Usually, those in the marginalized communities are given relief-goods comprised of some kilos of rice, canned goods, coffee and sugar. In its true essence, relief-giving is like giving first-aid to someone in need during abnormal situations. It is called relief because it is a mere temporary solution to a temporary problem.
Relief-giving or the giving of “relip” is prevalent these days as many workers cannot report to work, render services or sell their products due to Enhanced Community Quarantine (ECQ) now being implemented by the government. In others words, there is no means to earn a living for many.
Since many have no income, the government and some non-governmental organizations are “giving relief” to some communities to address the problem on food supply while the ECQ is in effect. The national government through the Department of Social Welfare and Development is now spearheading the distribution of food packs to those in need.
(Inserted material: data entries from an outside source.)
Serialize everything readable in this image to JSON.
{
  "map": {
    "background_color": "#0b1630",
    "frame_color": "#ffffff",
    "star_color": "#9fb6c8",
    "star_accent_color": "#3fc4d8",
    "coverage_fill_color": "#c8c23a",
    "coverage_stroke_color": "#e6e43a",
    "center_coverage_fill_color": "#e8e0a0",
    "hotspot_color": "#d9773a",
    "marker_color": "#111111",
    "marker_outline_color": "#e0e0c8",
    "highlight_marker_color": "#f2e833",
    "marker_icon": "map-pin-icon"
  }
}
Local government units are likewise doing the same, doling-out repacked rice, sardines, sugar and other consumable products. Some private organizations or associations are likewise doing the same.
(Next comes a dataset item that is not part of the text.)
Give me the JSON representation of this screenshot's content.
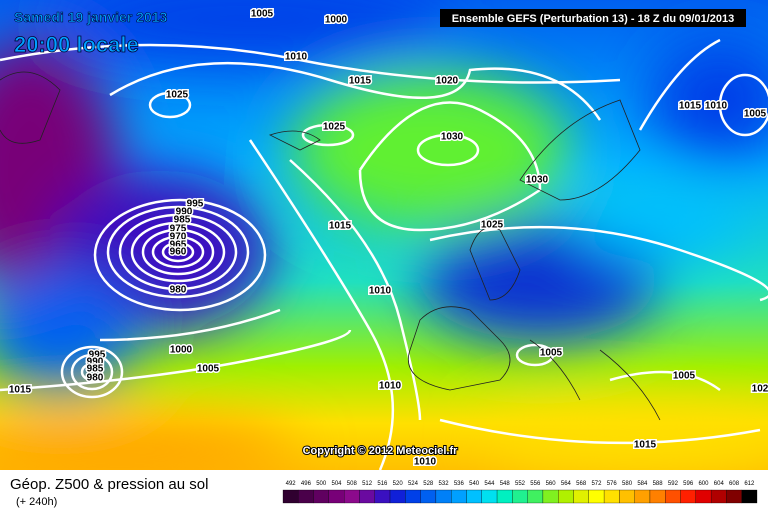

There are time when relief goods are channeled to municipalities or barangay governments. This is where some intrigues and issues set in. Sadly, local government officials, particularly those in the barangay level, are the ones who are given the blame when some communities failed to receive goods or have receive insufficient amount.
While we are on an abnormal situation barangay captains and other barangay officials are in the limelight. There are some reports of them hoarding relief-goods while there are some who are accused of being “choosy” in their recipients. There are also cases of those people who were “politicized”. These are usually the non-supporters of the “kapitan” in the last election that they are skipped or are not given relief goods because of political differences.
Some barangay officials skip the giving of relief goods to the middle up to the wealthy class in their barangays and prioritize those who belong to the “poorest of the poor”. Some of the affluent meanwhile express their ire against barangay officials while saying that they too are residents of the barangay or voters of the “kapitan” that they too deserve to be given “relip”.
Such situation puts some officials in quandary since we really have no standard in giving “relip” and no qualification set as to those who are entitled to such or otherwise. Those who were given “relip” are happy while those who were not are not only sad but also mad to their barangay officials.
In these times, people should set aside such kind of issues. It’s really difficult being a barangay official sometimes.